文姬说罢,已夺手一道飞针射向左慈,而左慈与吕布刚刚施展杀招,此刻已无法动弹,怎料,左慈轻易便将她的招式挡下,待左慈再出手之时,便以一道黑气封住文姬气力,招手一击,集散文姬仅存一道内息。
左慈冷冷道:“我若想杀你,假一路人之手便可,又何必亲自动手。”
文姬的气力已被封锁,只紧紧咬着牙,她已连最后的反抗手段都已失去。
这时,却听远方一人微笑道:“也不是每个路人都愿意随便杀人的。”
他笑的很和气,他的白发,在阳光之下,也显得雪一般洁白。
看到这个人,左慈却邪笑道:“北国之人吗?虽然不知道你的血术是什么,但是,马上我便不用知道了。”
“我说过,我并不想杀人。”
“有时,杀人与否,也并不是你说了算得。”
那青年人却微微笑道:“是啊,只看我要杀的是谁了。只要掌控足够的力量,我还有决定杀谁的权力,是吗?”
而这青年人说罢,便将手上的气轻轻呈现在左慈面前。
“我听说你能使用所有死人的术,估计,驱虎之术,你也用的不错的很。

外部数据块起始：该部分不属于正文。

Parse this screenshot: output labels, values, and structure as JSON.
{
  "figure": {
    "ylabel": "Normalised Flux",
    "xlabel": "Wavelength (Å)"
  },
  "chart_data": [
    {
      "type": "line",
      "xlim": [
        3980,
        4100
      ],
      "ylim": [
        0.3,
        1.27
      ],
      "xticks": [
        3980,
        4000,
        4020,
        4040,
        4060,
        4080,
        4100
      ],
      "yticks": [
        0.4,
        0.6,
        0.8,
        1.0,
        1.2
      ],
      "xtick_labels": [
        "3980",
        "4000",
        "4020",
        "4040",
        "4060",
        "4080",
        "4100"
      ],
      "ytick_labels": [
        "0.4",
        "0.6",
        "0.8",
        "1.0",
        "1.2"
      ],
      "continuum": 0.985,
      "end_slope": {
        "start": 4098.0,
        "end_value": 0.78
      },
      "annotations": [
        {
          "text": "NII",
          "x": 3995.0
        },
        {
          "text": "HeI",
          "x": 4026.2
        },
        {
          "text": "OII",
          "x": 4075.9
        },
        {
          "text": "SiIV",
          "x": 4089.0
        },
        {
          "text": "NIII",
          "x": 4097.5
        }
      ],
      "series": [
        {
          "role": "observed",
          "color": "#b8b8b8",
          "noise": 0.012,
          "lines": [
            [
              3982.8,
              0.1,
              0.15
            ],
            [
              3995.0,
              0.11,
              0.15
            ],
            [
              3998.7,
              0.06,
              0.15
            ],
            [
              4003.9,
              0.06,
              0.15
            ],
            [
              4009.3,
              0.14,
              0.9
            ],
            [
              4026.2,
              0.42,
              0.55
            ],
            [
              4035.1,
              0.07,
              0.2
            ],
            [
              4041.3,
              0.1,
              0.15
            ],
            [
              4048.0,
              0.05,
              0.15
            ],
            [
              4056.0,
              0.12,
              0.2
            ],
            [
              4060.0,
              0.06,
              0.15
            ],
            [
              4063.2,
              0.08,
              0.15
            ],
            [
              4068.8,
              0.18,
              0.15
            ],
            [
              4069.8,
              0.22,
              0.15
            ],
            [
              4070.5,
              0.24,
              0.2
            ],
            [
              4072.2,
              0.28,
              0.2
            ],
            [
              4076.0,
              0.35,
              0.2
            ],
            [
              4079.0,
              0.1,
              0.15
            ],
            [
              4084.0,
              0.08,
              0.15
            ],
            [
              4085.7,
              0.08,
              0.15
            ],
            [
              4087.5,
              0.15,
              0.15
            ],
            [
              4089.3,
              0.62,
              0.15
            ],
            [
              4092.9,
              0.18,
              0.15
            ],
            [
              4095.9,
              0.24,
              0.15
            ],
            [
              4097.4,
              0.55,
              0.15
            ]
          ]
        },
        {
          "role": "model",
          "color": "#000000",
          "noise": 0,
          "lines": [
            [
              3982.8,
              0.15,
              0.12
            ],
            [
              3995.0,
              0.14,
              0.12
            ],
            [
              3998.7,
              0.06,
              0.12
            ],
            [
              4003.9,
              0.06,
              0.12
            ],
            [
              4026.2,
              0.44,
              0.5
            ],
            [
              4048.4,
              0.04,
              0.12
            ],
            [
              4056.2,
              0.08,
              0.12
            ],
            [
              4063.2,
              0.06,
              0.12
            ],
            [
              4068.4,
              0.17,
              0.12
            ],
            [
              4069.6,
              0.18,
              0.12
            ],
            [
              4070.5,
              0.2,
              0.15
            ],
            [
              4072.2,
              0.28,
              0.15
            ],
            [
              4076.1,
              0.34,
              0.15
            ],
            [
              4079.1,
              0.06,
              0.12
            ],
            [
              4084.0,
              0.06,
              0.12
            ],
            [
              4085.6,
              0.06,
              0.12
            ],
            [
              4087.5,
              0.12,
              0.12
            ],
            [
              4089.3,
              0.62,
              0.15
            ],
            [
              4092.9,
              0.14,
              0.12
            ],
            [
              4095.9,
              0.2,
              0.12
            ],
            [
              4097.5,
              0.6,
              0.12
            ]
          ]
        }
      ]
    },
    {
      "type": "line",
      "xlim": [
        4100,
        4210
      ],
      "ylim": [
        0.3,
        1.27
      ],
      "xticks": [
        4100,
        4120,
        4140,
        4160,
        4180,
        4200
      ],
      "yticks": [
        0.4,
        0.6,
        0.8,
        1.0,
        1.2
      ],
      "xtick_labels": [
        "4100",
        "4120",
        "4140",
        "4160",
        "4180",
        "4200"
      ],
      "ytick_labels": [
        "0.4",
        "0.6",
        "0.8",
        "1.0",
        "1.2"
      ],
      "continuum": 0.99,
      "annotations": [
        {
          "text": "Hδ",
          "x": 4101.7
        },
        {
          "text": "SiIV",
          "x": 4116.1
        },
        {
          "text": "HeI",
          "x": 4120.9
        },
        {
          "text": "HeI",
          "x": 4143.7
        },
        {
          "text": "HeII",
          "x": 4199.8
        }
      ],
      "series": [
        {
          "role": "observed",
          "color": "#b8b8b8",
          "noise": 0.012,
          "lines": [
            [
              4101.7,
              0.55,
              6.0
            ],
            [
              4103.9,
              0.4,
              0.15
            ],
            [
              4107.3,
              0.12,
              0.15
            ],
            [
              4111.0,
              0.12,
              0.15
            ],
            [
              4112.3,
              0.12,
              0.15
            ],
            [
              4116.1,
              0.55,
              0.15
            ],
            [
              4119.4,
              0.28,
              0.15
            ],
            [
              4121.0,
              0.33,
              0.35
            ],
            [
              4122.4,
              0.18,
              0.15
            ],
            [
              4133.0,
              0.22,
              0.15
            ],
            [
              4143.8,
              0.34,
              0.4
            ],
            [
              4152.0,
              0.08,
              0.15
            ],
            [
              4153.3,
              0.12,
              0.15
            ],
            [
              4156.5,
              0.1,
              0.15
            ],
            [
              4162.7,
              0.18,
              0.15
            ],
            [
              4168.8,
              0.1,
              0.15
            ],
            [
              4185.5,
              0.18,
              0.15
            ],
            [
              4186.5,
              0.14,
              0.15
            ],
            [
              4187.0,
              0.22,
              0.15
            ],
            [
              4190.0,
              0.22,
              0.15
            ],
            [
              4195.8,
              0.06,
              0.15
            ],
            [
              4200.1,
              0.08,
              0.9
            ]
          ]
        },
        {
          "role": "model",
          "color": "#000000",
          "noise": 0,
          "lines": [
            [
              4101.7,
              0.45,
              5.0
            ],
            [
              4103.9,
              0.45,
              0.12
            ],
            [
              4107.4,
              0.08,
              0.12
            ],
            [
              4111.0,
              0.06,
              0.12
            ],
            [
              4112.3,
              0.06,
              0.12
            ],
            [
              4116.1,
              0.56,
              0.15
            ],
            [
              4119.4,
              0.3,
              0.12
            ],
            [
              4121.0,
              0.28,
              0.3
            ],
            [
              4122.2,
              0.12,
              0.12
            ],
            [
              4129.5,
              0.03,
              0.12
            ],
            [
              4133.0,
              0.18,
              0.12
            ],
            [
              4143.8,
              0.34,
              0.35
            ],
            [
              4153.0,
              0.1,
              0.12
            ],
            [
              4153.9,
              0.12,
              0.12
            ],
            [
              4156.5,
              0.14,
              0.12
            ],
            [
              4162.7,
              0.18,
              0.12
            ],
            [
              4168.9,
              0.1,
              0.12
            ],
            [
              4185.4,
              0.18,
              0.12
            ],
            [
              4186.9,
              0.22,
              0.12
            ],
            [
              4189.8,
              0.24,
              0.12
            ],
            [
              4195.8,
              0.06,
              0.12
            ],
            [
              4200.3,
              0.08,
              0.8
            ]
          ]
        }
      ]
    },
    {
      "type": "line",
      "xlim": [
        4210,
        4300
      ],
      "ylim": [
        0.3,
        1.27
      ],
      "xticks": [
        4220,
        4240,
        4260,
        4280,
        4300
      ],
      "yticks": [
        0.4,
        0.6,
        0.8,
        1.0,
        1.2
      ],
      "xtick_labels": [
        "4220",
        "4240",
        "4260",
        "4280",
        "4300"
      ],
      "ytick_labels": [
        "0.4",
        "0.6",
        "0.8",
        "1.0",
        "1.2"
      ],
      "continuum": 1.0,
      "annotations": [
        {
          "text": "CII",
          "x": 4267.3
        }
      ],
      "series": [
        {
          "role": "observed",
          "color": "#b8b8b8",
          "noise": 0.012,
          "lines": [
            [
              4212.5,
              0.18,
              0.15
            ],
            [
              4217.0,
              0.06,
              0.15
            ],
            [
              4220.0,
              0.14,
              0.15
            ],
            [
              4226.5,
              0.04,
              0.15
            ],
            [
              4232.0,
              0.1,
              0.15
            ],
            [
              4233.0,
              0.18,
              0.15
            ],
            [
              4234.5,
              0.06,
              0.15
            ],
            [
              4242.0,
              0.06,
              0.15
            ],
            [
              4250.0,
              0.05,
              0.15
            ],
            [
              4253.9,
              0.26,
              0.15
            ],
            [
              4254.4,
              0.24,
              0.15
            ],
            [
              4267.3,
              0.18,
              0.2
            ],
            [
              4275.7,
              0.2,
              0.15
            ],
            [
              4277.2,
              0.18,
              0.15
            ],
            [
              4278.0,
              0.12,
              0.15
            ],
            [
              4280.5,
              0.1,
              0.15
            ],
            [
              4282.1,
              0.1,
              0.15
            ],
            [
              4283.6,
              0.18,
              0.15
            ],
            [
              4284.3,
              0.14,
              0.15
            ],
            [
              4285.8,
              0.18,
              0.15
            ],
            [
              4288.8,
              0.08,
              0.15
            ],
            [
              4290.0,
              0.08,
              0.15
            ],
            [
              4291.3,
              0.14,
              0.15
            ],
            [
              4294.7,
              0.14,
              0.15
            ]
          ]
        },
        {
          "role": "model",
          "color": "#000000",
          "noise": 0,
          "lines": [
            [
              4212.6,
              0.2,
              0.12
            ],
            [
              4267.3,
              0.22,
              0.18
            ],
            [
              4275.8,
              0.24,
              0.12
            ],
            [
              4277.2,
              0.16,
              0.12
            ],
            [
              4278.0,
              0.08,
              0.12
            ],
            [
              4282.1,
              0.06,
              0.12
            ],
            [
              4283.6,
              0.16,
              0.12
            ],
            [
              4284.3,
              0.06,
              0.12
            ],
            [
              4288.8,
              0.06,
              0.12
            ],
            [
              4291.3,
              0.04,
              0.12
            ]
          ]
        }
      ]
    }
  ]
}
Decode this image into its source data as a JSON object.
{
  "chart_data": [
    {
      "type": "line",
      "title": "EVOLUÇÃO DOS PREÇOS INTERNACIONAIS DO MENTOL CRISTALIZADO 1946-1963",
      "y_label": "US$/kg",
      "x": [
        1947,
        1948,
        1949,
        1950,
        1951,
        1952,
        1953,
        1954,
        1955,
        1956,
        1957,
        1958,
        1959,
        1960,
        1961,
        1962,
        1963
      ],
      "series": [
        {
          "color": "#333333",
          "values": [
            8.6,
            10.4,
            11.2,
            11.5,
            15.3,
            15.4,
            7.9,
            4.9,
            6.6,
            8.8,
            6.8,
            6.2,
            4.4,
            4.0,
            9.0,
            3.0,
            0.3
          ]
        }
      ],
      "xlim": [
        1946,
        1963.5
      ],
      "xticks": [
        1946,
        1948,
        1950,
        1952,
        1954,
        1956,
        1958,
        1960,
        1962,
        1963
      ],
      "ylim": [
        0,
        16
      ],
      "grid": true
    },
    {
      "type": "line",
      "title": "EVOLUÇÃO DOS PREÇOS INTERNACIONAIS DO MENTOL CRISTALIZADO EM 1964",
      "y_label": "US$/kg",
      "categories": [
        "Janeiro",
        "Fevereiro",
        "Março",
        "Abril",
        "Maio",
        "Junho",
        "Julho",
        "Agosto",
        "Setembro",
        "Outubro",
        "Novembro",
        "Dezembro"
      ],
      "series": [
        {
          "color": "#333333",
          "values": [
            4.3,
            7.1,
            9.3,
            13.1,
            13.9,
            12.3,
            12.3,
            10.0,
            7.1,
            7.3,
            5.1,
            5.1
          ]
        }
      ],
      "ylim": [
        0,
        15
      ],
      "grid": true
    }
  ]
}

”
左慈却冷笑道:“年轻人,太猖狂的话,可是很容易丢掉性命的!”话已尽,吕布忽然出手,长枪如闪电般刺下,而且这长枪上还卷着杀气,似乎绝没有人能抵挡住这绝杀的一枪。而白发年轻人却似根本没打算闪开,血光现,他却将自己的气,轻轻与血光柔和,使那自己的气,一同消散在血光之中……
一道光华照在钟会的头顶,力量似乎在他的体内撕扯,谁也认不清场上的变化,可钟会的一双明眸,却已化为血红色。
左慈看着他的眼睛,想起刚刚他将自己的力量植入血色中消散,忽然感觉想起了一件事。
“时空撕裂……你究竟是什么人。”
钟会脸上还是挂着笑容,道:“与你相同,我也想获得这世界的力量……我们这种人,似乎,并不该在一起呢,这女人,是我所认识的家伙的朋友,不能死在这里。”
说着,钟会双手张开,黑暗中,似有一双手伸出,吕布和左慈两人的力量,被撕扯着,在虚空中各自破碎,两人,竟凭空消失……
而这奇异的招式结束,钟会却一个踉跄,道:“快些走吧,待他们回来,我也没有办法再拖住他们了。”
蔡文姬脸色却已煞白,“多谢公子相救……”她想站起,话未说完,身子却晃了晃,晕了过去。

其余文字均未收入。